「誰も住んでいない実家、固定資産税が安いからとりあえずそのままにしている」
もし、あなたがそう考えているなら、それは非常に危険な賭けです。法律が厳格化され、ただ家があるだけでは節税にならなくなったのをご存知でしょうか?
自治体から「特定空家」や「管理不全空き家」に認定されると、ある日突然、固定資産税が最大6倍に跳ね上がる通知が届くことになります。
なぜ「6倍」になる?空き家増税のカラクリ
住宅が建っている土地には「住宅用地の特例」という減税措置が適用されています。
- 200平米以下の部分: 評価額の 1/6 に減額
- 200平米超の部分: 評価額の 1/3 に減額
しかし、空き家対策特別措置法の改正により、「管理が悪い空き家」はこの特例の対象から外されることになりました。1/6に減額されていたものが元に戻るため、実質的な負担額が「6倍」になるのです。
全国平均の取引価格(約2,717万円)の物件で試算すると、通常の固定資産税は年間約4.4万円。しかし特定空家に指定されると、年間約26.4万円にまで跳ね上がります。

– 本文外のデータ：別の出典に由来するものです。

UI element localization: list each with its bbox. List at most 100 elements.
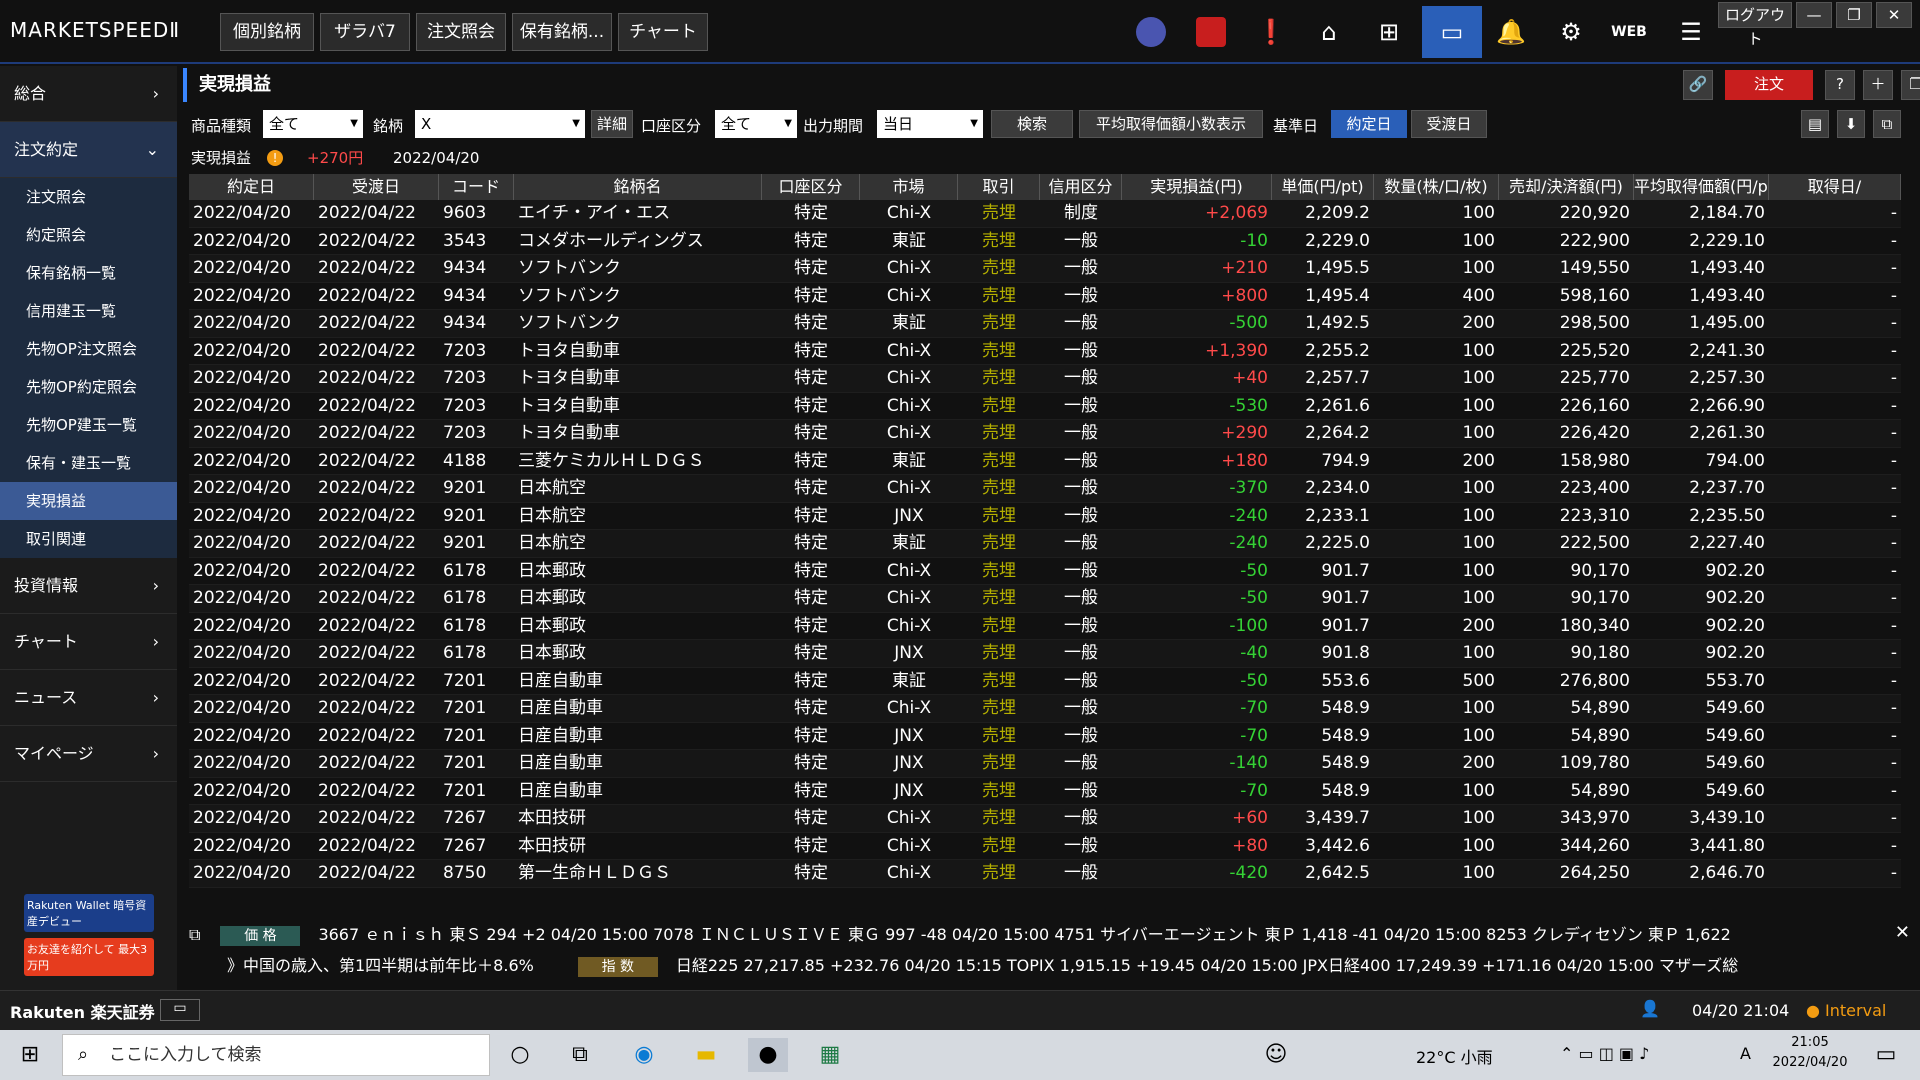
sidebar-item-order-inquiry[interactable]: 注文照会 bbox=[0, 178, 177, 216]
windows-start-icon[interactable]: ⊞ bbox=[10, 1038, 50, 1072]
download-icon[interactable]: ⬇ bbox=[1837, 110, 1865, 138]
explorer-icon[interactable]: ▬ bbox=[686, 1038, 726, 1072]
market-icon[interactable] bbox=[1125, 6, 1177, 58]
tab-zaraba[interactable]: ザラバ7 bbox=[320, 13, 410, 51]
table-row[interactable]: 2022/04/20 2022/04/22 7203 トヨタ自動車 特定 Chi-X 売埋 一… bbox=[189, 393, 1901, 420]
order-button[interactable]: 注文 bbox=[1725, 70, 1813, 100]
column-header[interactable]: 売却/決済額(円) bbox=[1499, 174, 1634, 200]
product-select[interactable]: 全て ▼ bbox=[263, 110, 363, 138]
table-row[interactable]: 2022/04/20 2022/04/22 9434 ソフトバンク 特定 Chi-X 売埋 一… bbox=[189, 255, 1901, 283]
toggle-panel-icon[interactable]: ▭ bbox=[160, 999, 200, 1021]
sidebar-group-investment[interactable]: 投資情報 › bbox=[0, 558, 177, 614]
avg-decimal-button[interactable]: 平均取得価額小数表示 bbox=[1079, 110, 1263, 138]
gear-icon[interactable]: ⚙ bbox=[1545, 6, 1597, 58]
column-header[interactable]: 数量(株/口/枚) bbox=[1374, 174, 1499, 200]
table-row[interactable]: 2022/04/20 2022/04/22 7203 トヨタ自動車 特定 Chi-X 売埋 一… bbox=[189, 338, 1901, 365]
table-row[interactable]: 2022/04/20 2022/04/22 7203 トヨタ自動車 特定 Chi-X 売埋 一… bbox=[189, 365, 1901, 393]
notification-icon[interactable]: ▭ bbox=[1866, 1038, 1906, 1072]
ime-indicator[interactable]: A bbox=[1740, 1044, 1751, 1063]
new-window-icon[interactable]: ＋ bbox=[1863, 70, 1893, 100]
ticker-icon[interactable]: ⧉ bbox=[189, 925, 200, 944]
tray-icons[interactable]: ⌃ ▭ ◫ ▣ ♪ bbox=[1560, 1044, 1649, 1063]
bell-icon[interactable]: 🔔 bbox=[1485, 6, 1537, 58]
sidebar-group-mypage[interactable]: マイページ › bbox=[0, 726, 177, 782]
table-row[interactable]: 2022/04/20 2022/04/22 9603 エイチ・アイ・エス 特定 Chi-X… bbox=[189, 200, 1901, 228]
logout-button[interactable]: ログアウト bbox=[1718, 2, 1792, 48]
table-row[interactable]: 2022/04/20 2022/04/22 7201 日産自動車 特定 JNX 売埋 一般 -7… bbox=[189, 723, 1901, 750]
info-icon[interactable]: ! bbox=[267, 150, 283, 166]
table-row[interactable]: 2022/04/20 2022/04/22 7201 日産自動車 特定 JNX 売埋 一般 -7… bbox=[189, 778, 1901, 805]
task-view-icon[interactable]: ⧉ bbox=[560, 1038, 600, 1072]
table-row[interactable]: 2022/04/20 2022/04/22 9201 日本航空 特定 Chi-X 売埋 一般 -… bbox=[189, 475, 1901, 503]
screen-icon[interactable]: ▭ bbox=[1422, 6, 1482, 58]
table-row[interactable]: 2022/04/20 2022/04/22 7267 本田技研 特定 Chi-X 売埋 一般 +… bbox=[189, 833, 1901, 860]
column-header[interactable]: 受渡日 bbox=[314, 174, 439, 200]
tab-chart[interactable]: チャート bbox=[618, 13, 708, 51]
column-header[interactable]: 口座区分 bbox=[762, 174, 860, 200]
table-row[interactable]: 2022/04/20 2022/04/22 4188 三菱ケミカルＨＬＤＧＳ 特定 東証 売… bbox=[189, 448, 1901, 475]
excel-icon[interactable]: ▦ bbox=[810, 1038, 850, 1072]
home-icon[interactable]: ⌂ bbox=[1303, 6, 1355, 58]
referral-banner[interactable]: お友達を紹介して 最大3万円 bbox=[24, 938, 154, 976]
add-window-icon[interactable]: ⊞ bbox=[1363, 6, 1415, 58]
column-header[interactable]: 約定日 bbox=[189, 174, 314, 200]
table-row[interactable]: 2022/04/20 2022/04/22 6178 日本郵政 特定 JNX 売埋 一般 -40… bbox=[189, 640, 1901, 668]
column-header[interactable]: 実現損益(円) bbox=[1122, 174, 1272, 200]
ranking-icon[interactable] bbox=[1185, 6, 1237, 58]
weather-text[interactable]: 22°C 小雨 bbox=[1416, 1044, 1493, 1068]
table-row[interactable]: 2022/04/20 2022/04/22 7267 本田技研 特定 Chi-X 売埋 一般 +… bbox=[189, 805, 1901, 833]
sidebar-group-orders[interactable]: 注文約定 ⌄ bbox=[0, 122, 177, 178]
minimize-icon[interactable]: — bbox=[1796, 2, 1832, 28]
copy-icon[interactable]: ⧉ bbox=[1873, 110, 1901, 138]
base-settle-date-button[interactable]: 受渡日 bbox=[1411, 110, 1487, 138]
sidebar-item-futures-order[interactable]: 先物OP注文照会 bbox=[0, 330, 177, 368]
table-row[interactable]: 2022/04/20 2022/04/22 9201 日本航空 特定 東証 売埋 一般 -240… bbox=[189, 530, 1901, 558]
table-row[interactable]: 2022/04/20 2022/04/22 6178 日本郵政 特定 Chi-X 売埋 一般 -… bbox=[189, 558, 1901, 585]
people-icon[interactable]: ☺ bbox=[1256, 1038, 1296, 1072]
sidebar-item-futures-positions[interactable]: 先物OP建玉一覧 bbox=[0, 406, 177, 444]
sidebar-item-trading[interactable]: 取引関連 bbox=[0, 520, 177, 558]
column-header[interactable]: コード bbox=[439, 174, 514, 200]
edge-icon[interactable]: ◉ bbox=[624, 1038, 664, 1072]
table-row[interactable]: 2022/04/20 2022/04/22 6178 日本郵政 特定 Chi-X 売埋 一般 -… bbox=[189, 585, 1901, 613]
table-row[interactable]: 2022/04/20 2022/04/22 7201 日産自動車 特定 JNX 売埋 一般 -1… bbox=[189, 750, 1901, 778]
column-header[interactable]: 平均取得価額(円/pt) bbox=[1634, 174, 1769, 200]
symbol-input[interactable]: X ▼ bbox=[415, 110, 585, 138]
sidebar-item-realized-pnl[interactable]: 実現損益 bbox=[0, 482, 177, 520]
account-select[interactable]: 全て ▼ bbox=[715, 110, 797, 138]
tab-order-inquiry[interactable]: 注文照会 bbox=[416, 13, 506, 51]
table-row[interactable]: 2022/04/20 2022/04/22 7201 日産自動車 特定 東証 売埋 一般 -50… bbox=[189, 668, 1901, 695]
tab-individual[interactable]: 個別銘柄 bbox=[220, 13, 314, 51]
wallet-banner[interactable]: Rakuten Wallet 暗号資産デビュー bbox=[24, 894, 154, 932]
restore-icon[interactable]: ❐ bbox=[1836, 2, 1872, 28]
sidebar-item-holdings[interactable]: 保有銘柄一覧 bbox=[0, 254, 177, 292]
column-header[interactable]: 銘柄名 bbox=[514, 174, 762, 200]
table-row[interactable]: 2022/04/20 2022/04/22 9434 ソフトバンク 特定 東証 売埋 一般 -5… bbox=[189, 310, 1901, 338]
tab-holdings[interactable]: 保有銘柄... bbox=[512, 13, 612, 51]
sidebar-item-execution-inquiry[interactable]: 約定照会 bbox=[0, 216, 177, 254]
sidebar-item-futures-execution[interactable]: 先物OP約定照会 bbox=[0, 368, 177, 406]
help-icon[interactable]: ? bbox=[1825, 70, 1855, 100]
sidebar-group-general[interactable]: 総合 › bbox=[0, 66, 177, 122]
ticker-close-icon[interactable]: ✕ bbox=[1895, 922, 1910, 943]
sidebar-item-margin[interactable]: 信用建玉一覧 bbox=[0, 292, 177, 330]
table-row[interactable]: 2022/04/20 2022/04/22 6178 日本郵政 特定 Chi-X 売埋 一般 -… bbox=[189, 613, 1901, 640]
column-header[interactable]: 取得日/ bbox=[1769, 174, 1901, 200]
print-icon[interactable]: ▤ bbox=[1801, 110, 1829, 138]
table-row[interactable]: 2022/04/20 2022/04/22 9201 日本航空 特定 JNX 売埋 一般 -24… bbox=[189, 503, 1901, 530]
popout-icon[interactable]: ❐ bbox=[1901, 70, 1920, 100]
cortana-icon[interactable]: ○ bbox=[500, 1038, 540, 1072]
sidebar-group-news[interactable]: ニュース › bbox=[0, 670, 177, 726]
base-trade-date-button[interactable]: 約定日 bbox=[1331, 110, 1407, 138]
taskbar-search-input[interactable]: ここに入力して検索 bbox=[62, 1034, 490, 1076]
sidebar-item-all-positions[interactable]: 保有・建玉一覧 bbox=[0, 444, 177, 482]
column-header[interactable]: 信用区分 bbox=[1040, 174, 1122, 200]
alert-icon[interactable]: ❗ bbox=[1245, 6, 1297, 58]
search-button[interactable]: 検索 bbox=[991, 110, 1073, 138]
period-select[interactable]: 当日 ▼ bbox=[877, 110, 983, 138]
table-row[interactable]: 2022/04/20 2022/04/22 3543 コメダホールディングス 特定 東証 売… bbox=[189, 228, 1901, 255]
table-row[interactable]: 2022/04/20 2022/04/22 7201 日産自動車 特定 Chi-X 売埋 一般… bbox=[189, 695, 1901, 723]
column-header[interactable]: 単価(円/pt) bbox=[1272, 174, 1374, 200]
web-icon[interactable]: WEB bbox=[1603, 6, 1655, 58]
marketspeed-taskbar-icon[interactable]: ● bbox=[748, 1038, 788, 1072]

10年間放置した場合の累積コストは、通常なら約74万円ですが、特定空家指定後は約294万円。その差は約220万円です。
どこからがアウト?「特定空家」と「管理不全空き家」
2023年の法改正で、「このまま放置すると危険になる恐れがある家(管理不全空き家)」も増税の対象になりました。「まだ大丈夫だろう」と思っているレベルでも、アウトになる可能性が高まっています。
行政がチェックする4つの危険ポイント:
- 倒壊の危険: 屋根が変形、柱が傾いている、基礎がひび割れている。
- 衛生上の問題: ゴミが散乱、害虫・害獣が発生している。
- 景観の悪化: 雑草が繁茂して建物を覆っている。
- 生活環境への悪影響: 庭木が越境、不審者の侵入痕跡がある。
通知が届いたらどうなる?増税までのカウントダウン
STEP 1:調査と指導(まだセーフ)
自治体から「空き家の適正管理のお願い」文書が届きます。この段階で対応すれば増税は回避できます。
STEP 2:勧告(ここで増税決定!)
「勧告」が出された時点で、住宅用地特例(1/6減税)が解除されます。翌年の固定資産税から増税が確定します。
STEP 3:命令・代執行(強制解体)
さらに無視すると、罰金(過料50万円以下)が科され、最終的には行政による強制解体(行政代執行)が行われ、費用は全額所有者に請求されます。
「特定空家」を回避するための手順
手順1:定期的な維持管理を行う
民間の「空き家管理サービス」(月額5,000〜15,000円程度)を利用して、管理している実績を作ることが重要です。
手順2:解体して更地にする
更地にすると住宅用地の特例が消滅するため、固定資産税は高いままです。解体する場合は、速やかに土地を売却する計画を立てましょう。
手順3:現状のまま売却・譲渡する(推奨)
最も確実な解決策です。所有権を手放せば、税金も管理責任もすべてなくなります。まずはプロの査定を受けることが第一歩です。